Recent work on learned feature representation focus on formulating the loss function or designing neural network architectures. However, training for feature learning is challenging since it heavily depends on the selected matching/non-matching pairs and the initialization. In this paper, we present an active learning procedure that increases the difficulty of batch training over time. We achieve this by (i) increasing the margin between the similarities of matched and non-matched pairs in the loss function and (ii) picking harder sample pairs over time. Similar to a kid learning pattern matching starting from easier primitive shapes, we start batch training by feeding samples with low loss values that are easily detected as matching or non-matching with our current model. Gradually we increase the difficulty of patterns presented while expecting to see a better separation between examples. Thus, over time we add harder samples with higher loss values, while increasing the margin between distances of matching and non-matching pairs in our loss function. We demonstrate the use of our technique for matching image patches in Photo Tourism dataset [16]. The experiments show a significant improvement in performance and a faster convergence rate compared to the state-of-the-art learning-based features. Our method provides more robust features with a significant speed up in training.

1.1 Existing Work

In deep feature learning, final performance of the feature matching is highly dependent on sample selection. In order to increase performance of the model, learning should be supervised. As an obvious example, a feature representation that is learned by training with matching samples only ends up having a constant function, in contrast a representation coming from a training with non-matching samples only has a scattered range.

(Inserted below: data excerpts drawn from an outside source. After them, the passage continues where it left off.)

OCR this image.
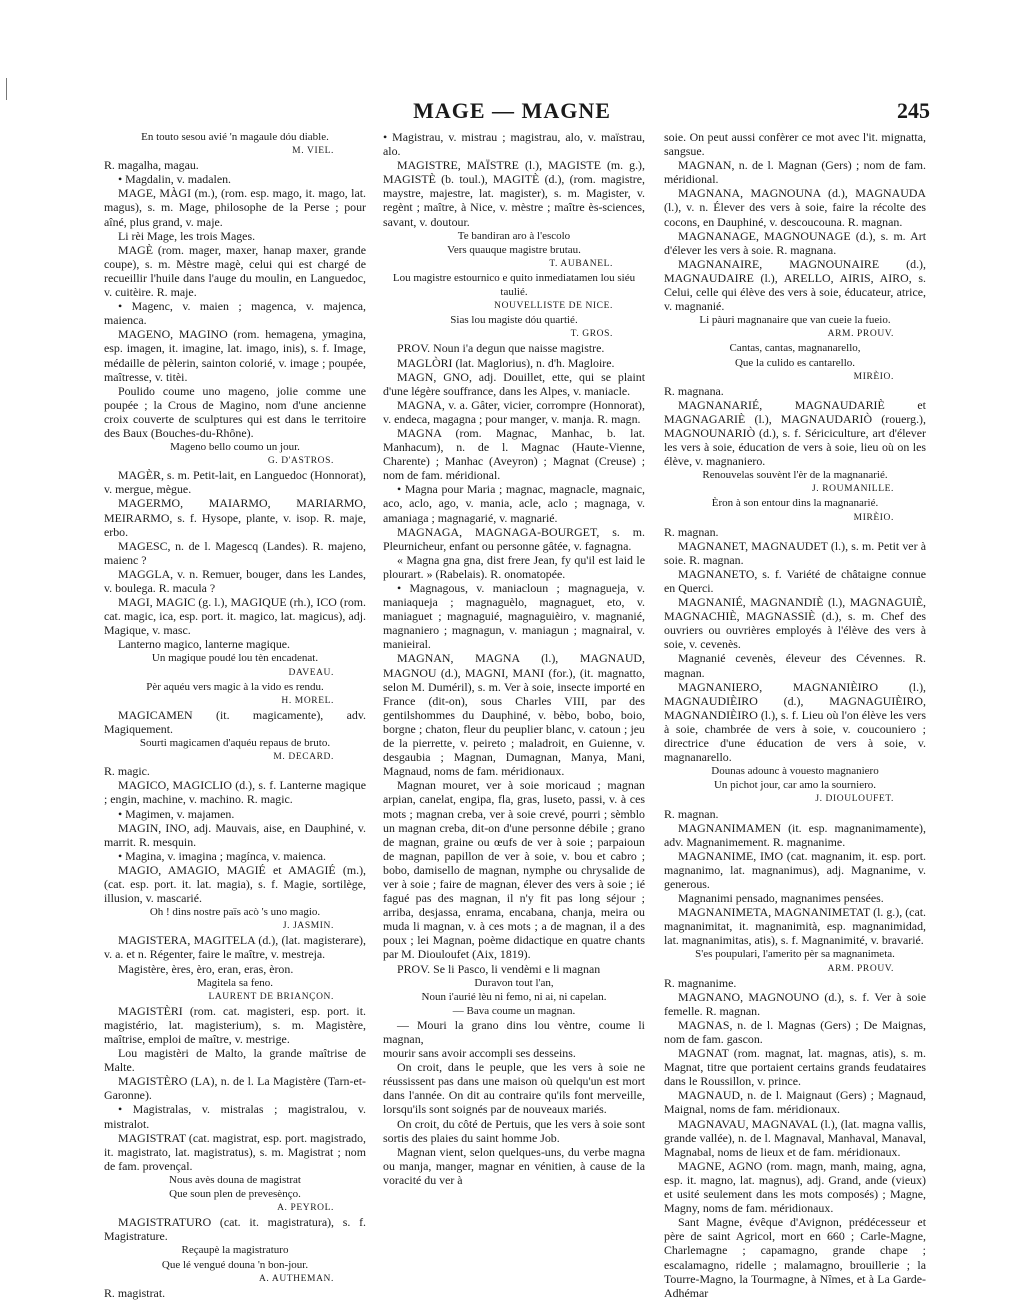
MAGE — MAGNE	245

En touto sesou avié 'n magaule dóu diable.

M. VIEL.

R. magalha, magau.

• Magdalin, v. madalen.

MAGE, MÀGI (m.), (rom. esp. mago, it. mago, lat. magus), s. m. Mage, philosophe de la Perse ; pour aîné, plus grand, v. maje.

Li rèi Mage, les trois Mages.

MAGÈ (rom. mager, maxer, hanap maxer, grande coupe), s. m. Mèstre magè, celui qui est chargé de recueillir l'huile dans l'auge du moulin, en Languedoc, v. cuitèire. R. maje.

• Magenc, v. maien ; magenca, v. majenca, maienca.

MAGENO, MAGINO (rom. hemagena, ymagina, esp. imagen, it. imagine, lat. imago, inis), s. f. Image, médaille de pèlerin, sainton colorié, v. image ; poupée, maîtresse, v. titèi.

Poulido coume uno mageno, jolie comme une poupée ; la Crous de Magino, nom d'une ancienne croix couverte de sculptures qui est dans le territoire des Baux (Bouches-du-Rhône).

Mageno bello coumo un jour.

G. D'ASTROS.

MAGÈR, s. m. Petit-lait, en Languedoc (Honnorat), v. mergue, mègue.

MAGERMO, MAIARMO, MARIARMO, MEIRARMO, s. f. Hysope, plante, v. isop. R. maje, erbo.

MAGESC, n. de l. Magescq (Landes). R. majeno, maienc ?

MAGGLA, v. n. Remuer, bouger, dans les Landes, v. boulega. R. macula ?

MAGI, MAGIC (g. l.), MAGIQUE (rh.), ICO (rom. cat. magic, ica, esp. port. it. magico, lat. magicus), adj. Magique, v. masc.

Lanterno magico, lanterne magique.

Un magique poudé lou tèn encadenat.

DAVEAU.

Pèr aquéu vers magic à la vido es rendu.

H. MOREL.

MAGICAMEN (it. magicamente), adv. Magiquement.

Sourti magicamen d'aquéu repaus de bruto.

M. DECARD.

R. magic.

MAGICO, MAGICLIO (d.), s. f. Lanterne magique ; engin, machine, v. machino. R. magic.

• Magimen, v. majamen.

MAGIN, INO, adj. Mauvais, aise, en Dauphiné, v. marrit. R. mesquin.

• Magina, v. imagina ; magínca, v. maienca.

MAGIO, AMAGIO, MAGIÉ et AMAGIÉ (m.), (cat. esp. port. it. lat. magia), s. f. Magie, sortilège, illusion, v. mascarié.

Oh ! dins nostre païs acò 's uno magio.

J. JASMIN.

MAGISTERA, MAGITELA (d.), (lat. magisterare), v. a. et n. Régenter, faire le maître, v. mestreja.

Magistère, ères, èro, eran, eras, èron.

Magitela sa feno.

LAURENT DE BRIANÇON.

MAGISTÈRI (rom. cat. magisteri, esp. port. it. magistério, lat. magisterium), s. m. Magistère, maîtrise, emploi de maître, v. mestrige.

Lou magistèri de Malto, la grande maîtrise de Malte.

MAGISTÈRO (LA), n. de l. La Magistère (Tarn-et-Garonne).

• Magistralas, v. mistralas ; magistralou, v. mistralot.

MAGISTRAT (cat. magistrat, esp. port. magistrado, it. magistrato, lat. magistratus), s. m. Magistrat ; nom de fam. provençal.

Nous avès douna de magistrat

Que soun plen de prevesènço.

A. PEYROL.

MAGISTRATURO (cat. it. magistratura), s. f. Magistrature.

Reçaupè la magistraturo

Que lé vengué douna 'n bon-jour.

A. AUTHEMAN.

R. magistrat.

• Magistrau, v. mistrau ; magistrau, alo, v. maïstrau, alo.

MAGISTRE, MAÏSTRE (l.), MAGISTE (m. g.), MAGISTÈ (b. toul.), MAGITÈ (d.), (rom. magistre, maystre, majestre, lat. magister), s. m. Magister, v. regènt ; maître, à Nice, v. mèstre ; maître ès-sciences, savant, v. doutour.

Te bandiran aro à l'escolo

Vers quauque magistre brutau.

T. AUBANEL.

Lou magistre estournico e quito inmediatamen lou siéu taulié.

NOUVELLISTE DE NICE.

Sias lou magiste dóu quartié.

T. GROS.

PROV. Noun i'a degun que naisse magistre.

MAGLÒRI (lat. Maglorius), n. d'h. Magloire.

MAGN, GNO, adj. Douillet, ette, qui se plaint d'une légère souffrance, dans les Alpes, v. maniacle.

MAGNA, v. a. Gâter, vicier, corrompre (Honnorat), v. endeca, magagna ; pour manger, v. manja. R. magn.

MAGNA (rom. Magnac, Manhac, b. lat. Manhacum), n. de l. Magnac (Haute-Vienne, Charente) ; Manhac (Aveyron) ; Magnat (Creuse) ; nom de fam. méridional.

• Magna pour Maria ; magnac, magnacle, magnaic, aco, aclo, ago, v. mania, acle, aclo ; magnaga, v. amaniaga ; magnagarié, v. magnarié.

MAGNAGA, MAGNAGA-BOURGET, s. m. Pleurnicheur, enfant ou personne gâtée, v. fagnagna.

« Magna gna gna, dist frere Jean, fy qu'il est laid le plourart. » (Rabelais). R. onomatopée.

• Magnagous, v. maniacloun ; magnagueja, v. maniaqueja ; magnaguèlo, magnaguet, eto, v. maniaguet ; magnaguié, magnaguièiro, v. magnanié, magnaniero ; magnagun, v. maniagun ; magnairal, v. manieiral.

MAGNAN, MAGNA (l.), MAGNAUD, MAGNOU (d.), MAGNI, MANI (for.), (it. magnatto, selon M. Duméril), s. m. Ver à soie, insecte importé en France (dit-on), sous Charles VIII, par des gentilshommes du Dauphiné, v. bèbo, bobo, boio, borgne ; chaton, fleur du peuplier blanc, v. catoun ; jeu de la pierrette, v. peireto ; maladroit, en Guienne, v. desgaubia ; Magnan, Dumagnan, Manya, Mani, Magnaud, noms de fam. méridionaux.

Magnan mouret, ver à soie moricaud ; magnan arpian, canelat, engipa, fla, gras, luseto, passi, v. à ces mots ; magnan creba, ver à soie crevé, pourri ; sèmblo un magnan creba, dit-on d'une personne débile ; grano de magnan, graine ou œufs de ver à soie ; parpaioun de magnan, papillon de ver à soie, v. bou et cabro ; bobo, damisello de magnan, nymphe ou chrysalide de ver à soie ; faire de magnan, élever des vers à soie ; ié fagué pas des magnan, il n'y fit pas long séjour ; arriba, desjassa, enrama, encabana, chanja, meira ou muda li magnan, v. à ces mots ; a de magnan, il a des poux ; lei Magnan, poème didactique en quatre chants par M. Diouloufet (Aix, 1819).

PROV. Se li Pasco, li vendèmi e li magnan

Duravon tout l'an,

Noun i'aurié lèu ni femo, ni ai, ni capelan.

— Bava coume un magnan.

— Mouri la grano dins lou vèntre, coume li magnan,

mourir sans avoir accompli ses desseins.

On croit, dans le peuple, que les vers à soie ne réussissent pas dans une maison où quelqu'un est mort dans l'année. On dit au contraire qu'ils font merveille, lorsqu'ils sont soignés par de nouveaux mariés.

On croit, du côté de Pertuis, que les vers à soie sont sortis des plaies du saint homme Job.

Magnan vient, selon quelques-uns, du verbe magna ou manja, manger, magnar en vénitien, à cause de la voracité du ver à

soie. On peut aussi confèrer ce mot avec l'it. mignatta, sangsue.

MAGNAN, n. de l. Magnan (Gers) ; nom de fam. méridional.

MAGNANA, MAGNOUNA (d.), MAGNAUDA (l.), v. n. Élever des vers à soie, faire la récolte des cocons, en Dauphiné, v. descoucouna. R. magnan.

MAGNANAGE, MAGNOUNAGE (d.), s. m. Art d'élever les vers à soie. R. magnana.

MAGNANAIRE, MAGNOUNAIRE (d.), MAGNAUDAIRE (l.), ARELLO, AIRIS, AIRO, s. Celui, celle qui élève des vers à soie, éducateur, atrice, v. magnanié.

Li pàuri magnanaire que van cueie la fueio.

ARM. PROUV.

Cantas, cantas, magnanarello,

Que la culido es cantarello.

MIRÈIO.

R. magnana.

MAGNANARIÉ, MAGNAUDARIÈ et MAGNAGARIÈ (l.), MAGNAUDARIÒ (rouerg.), MAGNOUNARIÒ (d.), s. f. Sériciculture, art d'élever les vers à soie, éducation de vers à soie, lieu où on les élève, v. magnaniero.

Renouvelas souvènt l'èr de la magnanarié.

J. ROUMANILLE.

Èron à son entour dins la magnanarié.

MIRÈIO.

R. magnan.

MAGNANET, MAGNAUDET (l.), s. m. Petit ver à soie. R. magnan.

MAGNANETO, s. f. Variété de châtaigne connue en Querci.

MAGNANIÉ, MAGNANDIÈ (l.), MAGNAGUIÈ, MAGNACHIÈ, MAGNASSIÈ (d.), s. m. Chef des ouvriers ou ouvrières employés à l'élève des vers à soie, v. cevenès.

Magnanié cevenès, éleveur des Cévennes. R. magnan.

MAGNANIERO, MAGNANIÈIRO (l.), MAGNAUDIÈIRO (d.), MAGNAGUIÈIRO, MAGNANDIÈIRO (l.), s. f. Lieu où l'on élève les vers à soie, chambrée de vers à soie, v. coucouniero ; directrice d'une éducation de vers à soie, v. magnanarello.

Dounas adounc à vouesto magnaniero

Un pichot jour, car amo la sourniero.

J. DIOULOUFET.

R. magnan.

MAGNANIMAMEN (it. esp. magnanimamente), adv. Magnanimement. R. magnanime.

MAGNANIME, IMO (cat. magnanim, it. esp. port. magnanimo, lat. magnanimus), adj. Magnanime, v. generous.

Magnanimi pensado, magnanimes pensées.

MAGNANIMETA, MAGNANIMETAT (l. g.), (cat. magnanimitat, it. magnanimità, esp. magnanimidad, lat. magnanimitas, atis), s. f. Magnanimité, v. bravarié.

S'es poupulari, l'amerito pèr sa magnanimeta.

ARM. PROUV.

R. magnanime.

MAGNANO, MAGNOUNO (d.), s. f. Ver à soie femelle. R. magnan.

MAGNAS, n. de l. Magnas (Gers) ; De Maignas, nom de fam. gascon.

MAGNAT (rom. magnat, lat. magnas, atis), s. m. Magnat, titre que portaient certains grands feudataires dans le Roussillon, v. prince.

MAGNAUD, n. de l. Maignaut (Gers) ; Magnaud, Maignal, noms de fam. méridionaux.

MAGNAVAU, MAGNAVAL (l.), (lat. magna vallis, grande vallée), n. de l. Magnaval, Manhaval, Manaval, Magnabal, noms de lieux et de fam. méridionaux.

MAGNE, AGNO (rom. magn, manh, maing, agna, esp. it. magno, lat. magnus), adj. Grand, ande (vieux) et usité seulement dans les mots composés) ; Magne, Magny, noms de fam. méridionaux.

Sant Magne, évêque d'Avignon, prédécesseur et père de saint Agricol, mort en 660 ; Carle-Magne, Charlemagne ; capamagno, grande chape ; escalamagno, ridelle ; malamagno, brouillerie ; la Tourre-Magno, la Tourmagne, à Nîmes, et à La Garde-Adhémar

The importance of selecting a 1 : 1 match and non-match ratio during training was emphasized in [7, 17]. Zeng et al. [19] stated that they accumulate training samples in a reservoir and generate batches online without violating 1 : 1 ratio constraint. Similarly, Balntas et al. [2] presented triplet-loss as a way of enabling a totally randomized batch sampling. Since triplets consist of two matching samples and a non-matching sample, it already satisfies 1 : 1 ratio between matching and non matching pairs. However, these approaches suffer from incorrect gradient estimates due to batches being dominated by samples close to zero loss. In order to tackle this problem, authors in [10, 14] proposed to discard training samples with zero loss. This approach suffers from low sample noise assumption. Discarding such samples causes overestimated gradients, making the training sensitive to outliers. Hence it slows down the training and prevents convergence to a local minimum. In order to solve this issue, instead of discarding training samples directly, it is more convenient to select samples actively to ensure convergence. Simo et al. [10] used more matching pairs in the beginning of training and increase the number of non-matches in each batch as the training progress. Therefore, their method learns boundaries after determining cluster centers. Increasing difficulty was structured further by authors in [1]. Their technique involved selecting samples based on their discriminative scores on a state-of-the-art model. Although these methods aim to increase difficulty in training by actively selecting samples, they ignore the effect of the loss function in learning the feature space. The non-match distance, namely margin, for both pairwise and triplet loss in all these scenarios is a constant that is cross-validated across random trials. In this approach, after certain number of iterations learned features do not change since most of the training samples already satisfy the condition. Hence, a better separation between clusters is omitted. In this work we propose to use an active objective that adjusts the margin (correlated with the intra-class distance) gradually to ensure convergence to better local optimum.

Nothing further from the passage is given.